Potongan-potongan kertas kecil dihamburkan para pembuat onar seketika itu juga. Aku ikut terkejut melihat itu semua, tak menyangka kejutan untuk ma’am akan semeriah ini. aku melihat senyuman dari raut wajah siswa-siswi kelas IX.1. Potongan kertas yang dihamburkan para pembuat onar menghasilkan butiran air bening yang terselip dibalik kelopak mata ma’am.  Aku tahu, itu adalah air mata haru. Satu per satu dari kami menyalaminya dan memberikan ucapan selamat.
“Wish you all the best, Ma’am!”, itulah yang terlontar dari mulutku. Tetesan air mata haru diperlihatkan sebagian dari kami, tak terkecuali aku.
Banyak kejadian lucu yang yang terjadi pada saat pemotongan kue. Saat ma’am untuk pertama kalinya memotong kue, banyak yang bertanya, “Untuk siapa potongan pertama itu?”. Suasana kekeluargaan yang diselingi candaan sangat terasa saat itu. Ari berkata, “Potongan pertama untuk siswa kesayangannya ma’am ataukah siswa teladan”.  Ma’am menjawab “semuanya ma’am sayang!”. Irfan berkata, “Siswa teladan adalah Irfan Karunia Sahid, siswa yang paling disayang!”. Semua tertawa. Aku tak mau kalah dan berkata, “Irfan memang murid teladan, telat datang pulang duluan!”. Suasana semakin seru ketika Ari melemparkan kue tar tepat menganai sasaran, yaitu wajah Irfan. “Muka Irfan jadi mirip kue tar, tuh!”. Yang lain jadi ikut-ikutan. Aku juga terkena lemparan.
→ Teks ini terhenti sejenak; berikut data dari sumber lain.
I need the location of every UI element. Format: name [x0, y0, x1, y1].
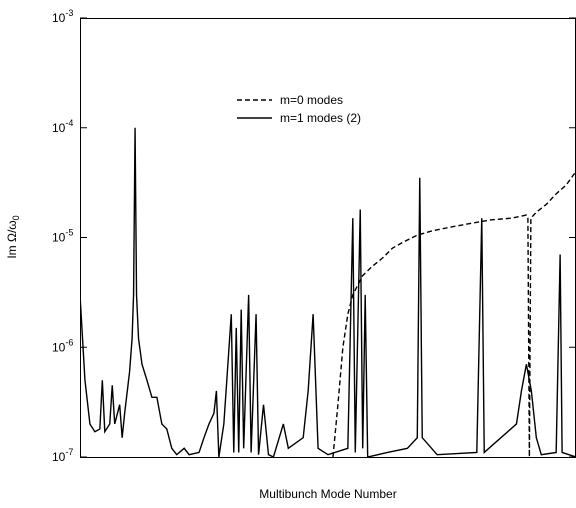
y-tick-label: 10-5: [52, 228, 73, 245]
plot-frame: [80, 18, 576, 458]
legend-label: m=1 modes (2): [280, 111, 361, 125]
plot-area: [80, 127, 576, 457]
x-axis-label: Multibunch Mode Number: [259, 487, 396, 501]
y-tick-label: 10-7: [52, 447, 73, 464]
y-tick-label: 10-4: [52, 118, 73, 135]
series-line: [80, 127, 576, 457]
y-axis-label: Im Ω/ω0: [5, 215, 21, 258]
legend-label: m=0 modes: [280, 93, 343, 107]
y-tick-label: 10-3: [52, 8, 73, 25]
y-tick-label: 10-6: [52, 337, 73, 354]
series-line: [332, 171, 576, 457]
Aku dan teman-teman sangat bangga bisa membuat kejutan untuk ma’am. Kejutan untuk ma’am tidak akan sukses bila tidak ada kerja sama yang baik oleh seluruh siswa-siswi kelas IX.1. Walaupun kejutan itu sangatlah sederhana, namun amat berarti bagi kami semua. Harapan kami ialah ‘semoga masa-masa ini dapat menjadi kenangan yang indah dan membekas di hati semuanya!’.